Pasal 25
BAB 6 — PEMBINAAN DAN PENGAWASAN
(1) Pengawasan terhadap penerapan pemberlakuan SNI ISO 13006:2010 untuk Ubin Keramik kualitas pertama dan/atau persyaratan mutu dalam Lampiran I untuk Ubin Keramik bukan kualitas pertama secara wajib sebagaimana dimaksud dalam Pasal 21 ayat (1) dilakukan dengan ketentuan sebagai berikut: a. di lokasi produksi dan/atau di luar lokasi produksi yang dilaksanakan paling sedikit 1 (satu) kali dalam 1 (satu) tahun; dan b. melalui uji petik di gudang importir dan di pasar terhadap Ubin Keramik hasil produksi dalam negeri dan/atau asal impor yang beredar di wilayah Negara Kesatuan Republik INDONESIA. (2) Dalam melakukan pengawasan di lokasi produksi sebagaimana dimaksud pada ayat (1) huruf a, Direktur Jenderal Pembina Industri menugaskan PPSP dan/atau pegawai pada Direktorat Pembina Industri Ubin Keramik.

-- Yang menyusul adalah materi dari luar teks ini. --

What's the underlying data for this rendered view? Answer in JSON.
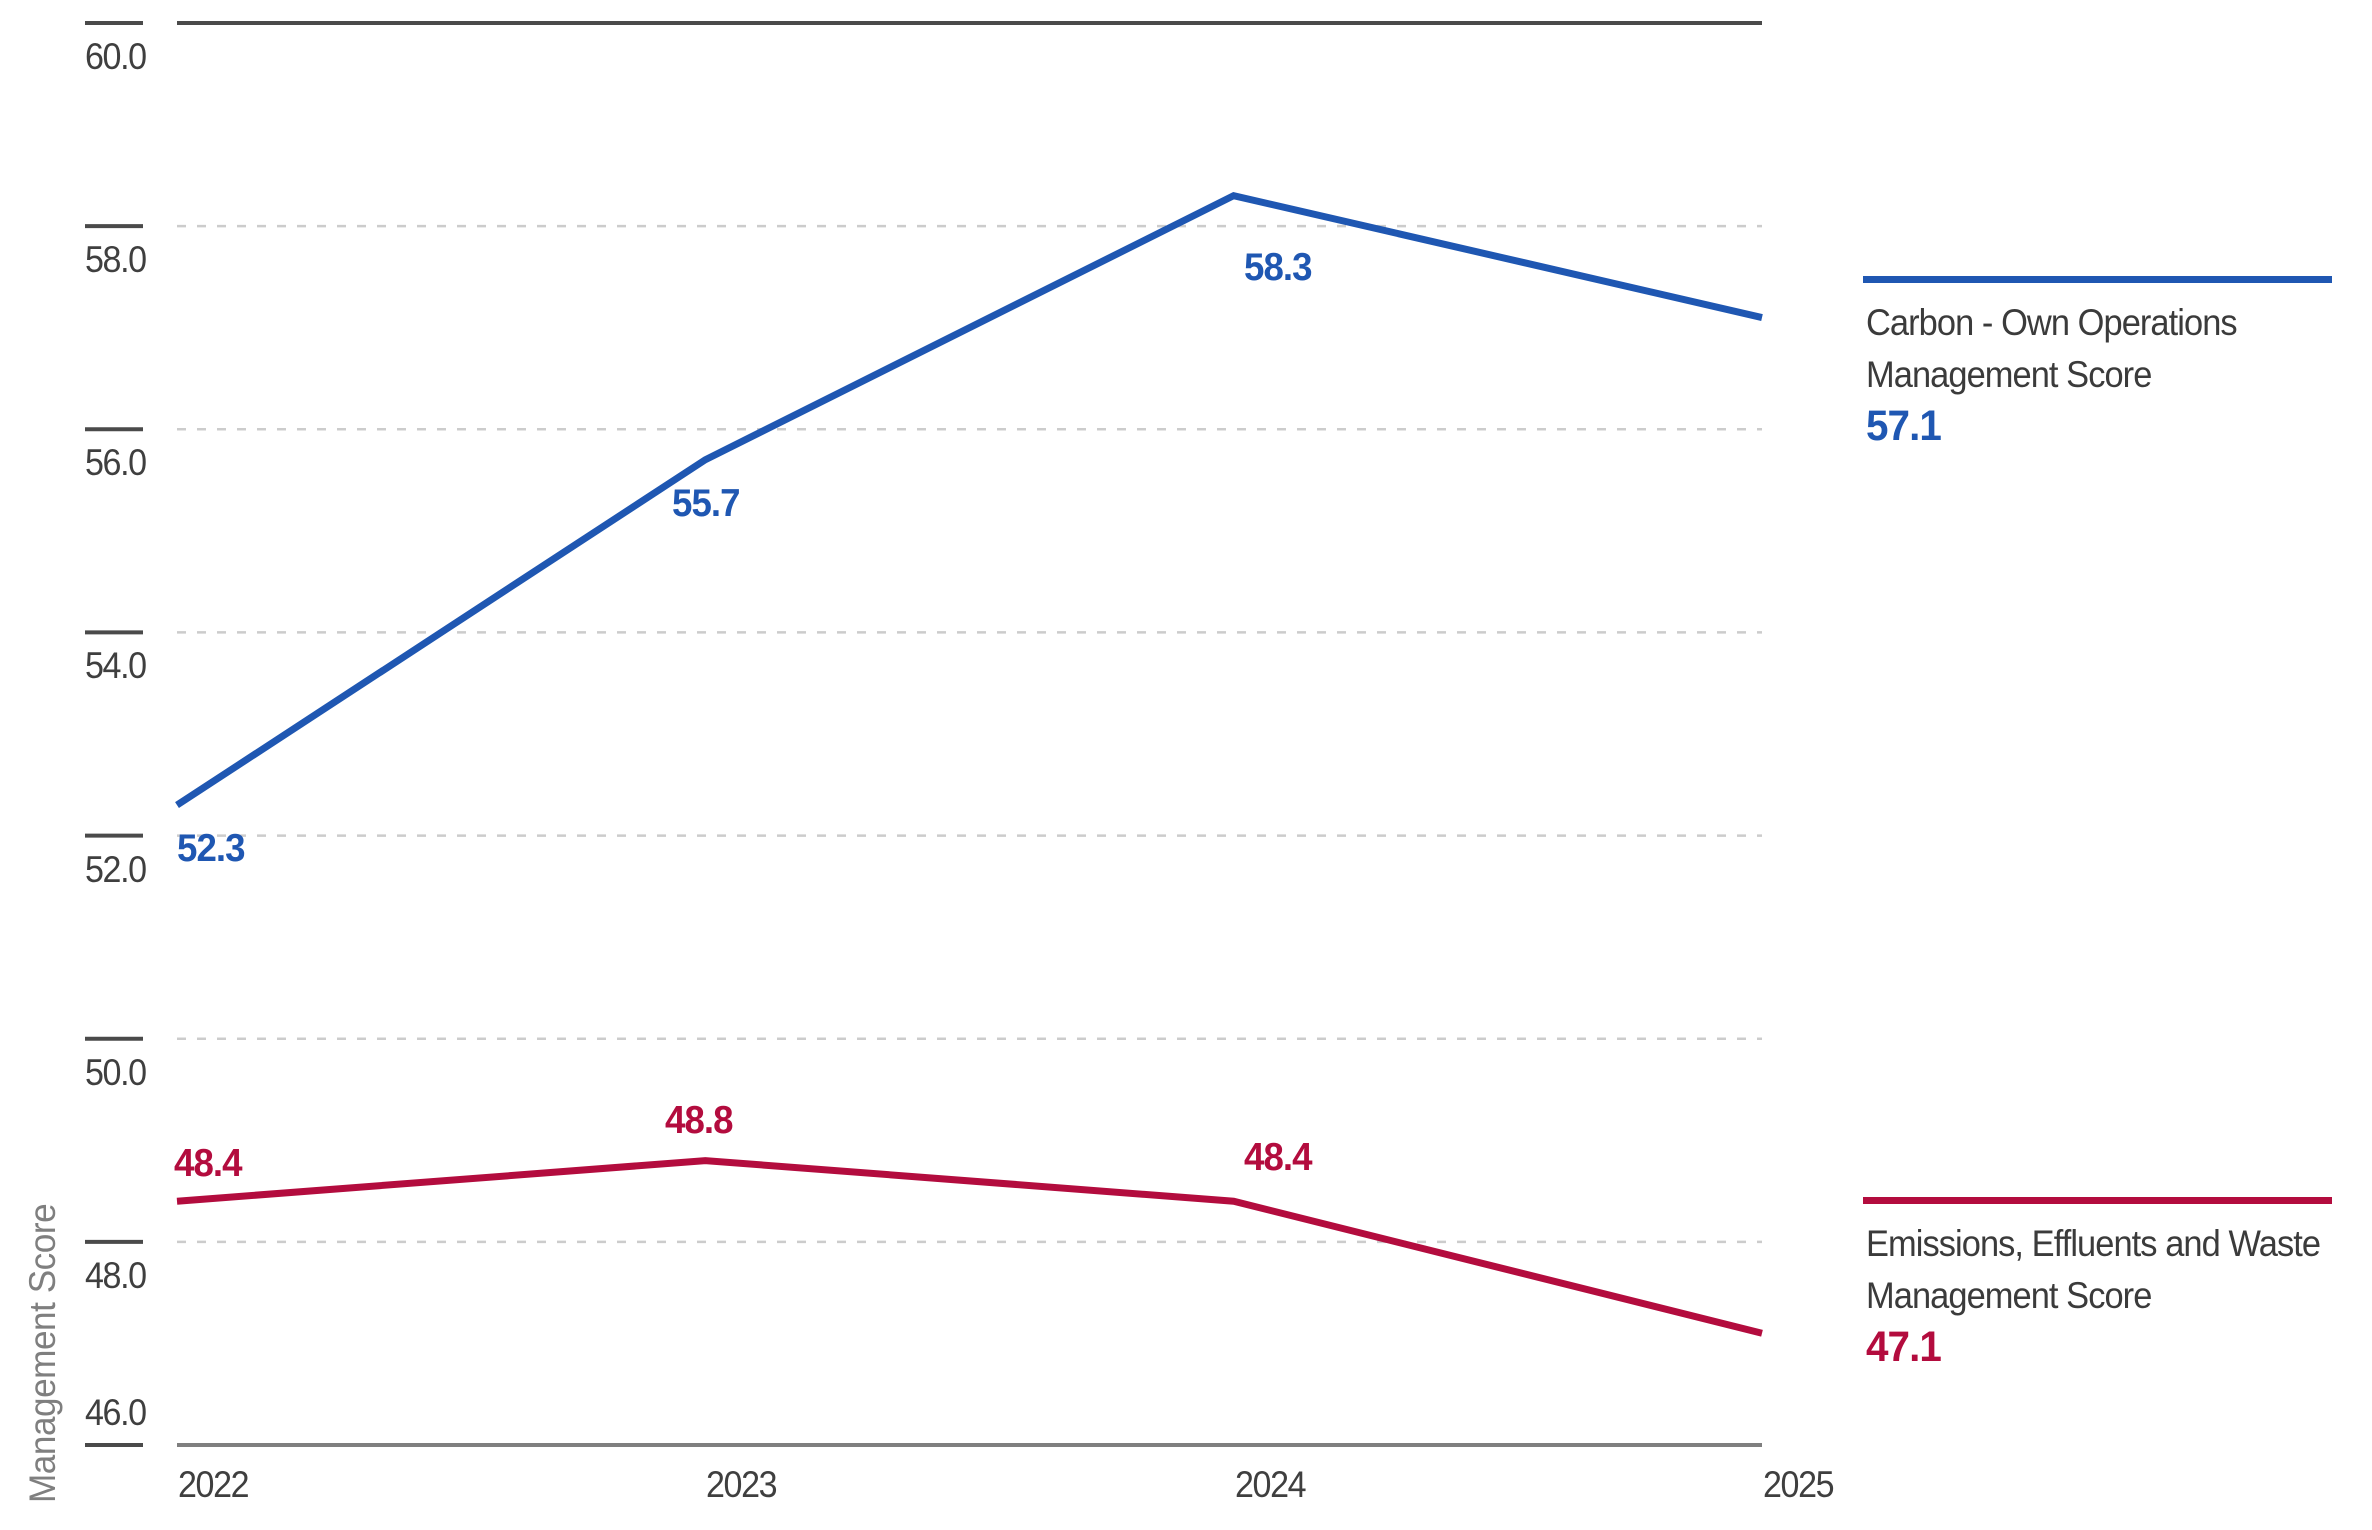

(3) Dalam melakukan pengawasan di luar lokasi produksi sebagaimana dimaksud pada ayat (1) huruf a dan uji petik di gudang importir dan di pasar sebagaimana dimaksud pada ayat (1) huruf b, Direktur Jenderal Pembina Industri dapat berkoordinasi dengan pimpinan instansi terkait, Kepala Dinas Provinsi, dan/atau Kepala Dinas Kabupaten/Kota. (4) Dalam melakukan pengawasan sebagaimana dimaksud pada ayat (2), PPSP dan/atau pegawai pada Direktorat Pembina Industri Ubin Keramik mempersiapkan dokumen pengawasan sebagai berikut: a. Surat Tugas Pengawasan dari Direktur Jenderal Pembina Industri, mengacu kepada Formulir 1 sebagaimana tercantum dalam Lampiran III yang merupakan bagian tidak terpisahkan dari Peraturan Menteri ini; b. berita acara pengambilan contoh, mengacu kepada Formulir 2 sebagaimana tercantum dalam Lampiran III yang merupakan bagian tidak terpisahkan dari Peraturan Menteri ini; c. label contoh uji, mengacu kepada Formulir 3 sebagaimana tercantum dalam Lampiran III yang merupakan bagian tidak terpisahkan dari Peraturan Menteri ini; d. data hasil pengawasan penerapan SNI, mengacu kepada Formulir 4 sebagaimana tercantum dalam Lampiran III yang merupakan bagian tidak terpisahkan dari Peraturan Menteri ini; e. berita acara pengawasan penerapan SNI, mengacu kepada Formulir 5 sebagaimana tercantum dalam Lampiran III yang merupakan bagian tidak terpisahkan dari Peraturan Menteri ini; f. daftar hadir, mengacu kepada Formulir 6 sebagaimana tercantum dalam Lampiran III yang merupakan bagian tidak terpisahkan dari Peraturan Menteri ini; dan
g. Surat Pengantar Direktur Pembina Industri ke Laboratorium Penguji, mengacu kepada Formulir 7 sebagaimana tercantum dalam Lampiran III yang merupakan bagian tidak terpisahkan dari Peraturan Menteri ini.